Symbolbild Reichstag Berlin: von Cezary Piwowarski [GFDL, CC-BY-SA-3.0 oder CC BY-SA 2.5], vom Wikimedia Commons

Am Sonntag, den 27. Mai, ruft die AfD zu einer Demonstration unter dem Motto „Zukunft Deutschland“ auf. Laut Angaben von AfD Kompakt fordert die Partei bei ihrem Protest auch die Abschaffung der „GEZ-Zwangsgebühren“. Außerdem soll dieser Tag zu einem „Tag der Abrechnung mit der verantwortungslosen deutschen Politik“ werden, wie es auf der Homepage der AfD heißt.

Start am Berliner Hauptbahnhof

Der Demonstrationszug wird am Sonntag ab 12 vor dem Berliner Hauptbahnhof starten. Die Abschlusskundgebung ist vor dem Reichstag und dem Brandenburger Tor geplant.
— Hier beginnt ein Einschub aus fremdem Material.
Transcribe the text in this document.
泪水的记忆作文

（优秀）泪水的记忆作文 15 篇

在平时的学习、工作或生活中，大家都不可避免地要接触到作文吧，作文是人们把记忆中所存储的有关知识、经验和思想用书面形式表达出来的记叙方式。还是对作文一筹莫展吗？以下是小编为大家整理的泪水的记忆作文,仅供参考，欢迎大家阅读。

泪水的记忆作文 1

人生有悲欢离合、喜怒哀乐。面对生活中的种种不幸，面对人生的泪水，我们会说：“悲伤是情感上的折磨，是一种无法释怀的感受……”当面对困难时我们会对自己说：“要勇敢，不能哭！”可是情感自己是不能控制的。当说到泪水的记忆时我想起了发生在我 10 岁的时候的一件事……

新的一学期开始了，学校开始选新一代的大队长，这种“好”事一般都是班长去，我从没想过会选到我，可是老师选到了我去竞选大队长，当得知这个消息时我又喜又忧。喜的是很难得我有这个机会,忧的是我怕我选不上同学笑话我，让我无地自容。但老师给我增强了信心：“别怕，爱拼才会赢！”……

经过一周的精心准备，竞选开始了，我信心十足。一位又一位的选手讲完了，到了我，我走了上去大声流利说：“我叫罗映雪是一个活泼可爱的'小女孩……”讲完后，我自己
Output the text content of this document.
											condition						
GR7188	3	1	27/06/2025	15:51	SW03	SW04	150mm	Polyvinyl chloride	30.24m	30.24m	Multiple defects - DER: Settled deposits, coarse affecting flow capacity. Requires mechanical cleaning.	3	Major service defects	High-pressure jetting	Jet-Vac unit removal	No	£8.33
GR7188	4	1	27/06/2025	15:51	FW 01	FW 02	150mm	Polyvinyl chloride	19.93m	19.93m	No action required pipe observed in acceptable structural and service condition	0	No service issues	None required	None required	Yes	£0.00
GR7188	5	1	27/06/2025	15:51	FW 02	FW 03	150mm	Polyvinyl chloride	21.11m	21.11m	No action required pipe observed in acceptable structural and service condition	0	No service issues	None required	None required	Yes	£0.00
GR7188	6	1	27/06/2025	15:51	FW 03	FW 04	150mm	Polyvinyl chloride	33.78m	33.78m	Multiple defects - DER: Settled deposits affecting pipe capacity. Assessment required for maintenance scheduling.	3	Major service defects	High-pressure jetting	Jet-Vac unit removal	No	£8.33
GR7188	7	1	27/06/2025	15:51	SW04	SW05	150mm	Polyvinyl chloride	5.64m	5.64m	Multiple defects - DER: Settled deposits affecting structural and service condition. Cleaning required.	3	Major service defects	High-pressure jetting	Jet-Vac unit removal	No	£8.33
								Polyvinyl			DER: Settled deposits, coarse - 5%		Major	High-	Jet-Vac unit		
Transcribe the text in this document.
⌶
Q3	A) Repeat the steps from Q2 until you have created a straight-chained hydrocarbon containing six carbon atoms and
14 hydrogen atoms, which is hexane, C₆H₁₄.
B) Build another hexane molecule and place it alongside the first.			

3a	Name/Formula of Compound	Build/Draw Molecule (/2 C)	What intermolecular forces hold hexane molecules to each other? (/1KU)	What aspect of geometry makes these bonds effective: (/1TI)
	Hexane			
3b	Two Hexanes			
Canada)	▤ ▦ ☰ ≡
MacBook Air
Als Redner werden auftreten: Christoph Berndt von der Bürgerinitiative „Zukunft Heimat e.V.“, Marie-Thérèse Kaiser, die Initiatorin der „Merkel muss weg“-Demonstrationen  in Hamburg, sowie unter anderem die beiden AfD-Bundessprecher Jörg Meuthen und Alexander Gauland.

 

Linksextreme Gruppe rufen zu Protesten auf

Linke und linksextreme Gruppen haben im Internet bereits zu Gegenprotesten und Aktionen aufgerufen. Das Antifa-Bündnis „Chaos statt AfD“ erklärte in einer Presseaussendung: „Wir rufen dazu auf, den AfD-Aufmarsch mit allen notwendigen Mitteln zu sabotieren. Nazis, Rassist*innen und deutsche ‚Wutbürger*innen‘ werden nicht aufhören zu hetzen, Menschen zu bedrohen oder anzugreifen. Dem müssen wir aktiv entgegenwirken!“ Weiter heißt es, man begrüße Blockeinitiativen und rufe zusätzlich zu „kreativen Aktionen und zur kreativen Begleitung des Aufmarsches“ auf. „Wir wollen den Preis für die AfD sowie für den AfD-Aufmarsch in die Höhe treiben.“

Ebenfalls protestieren will das Bündnis „Berlin gegen rechts“, zu dem neben offen linksextremen Antifa-Gruppen unter anderem auch die Berliner Landesverbände  der Grünen und der Linkspartei gehören.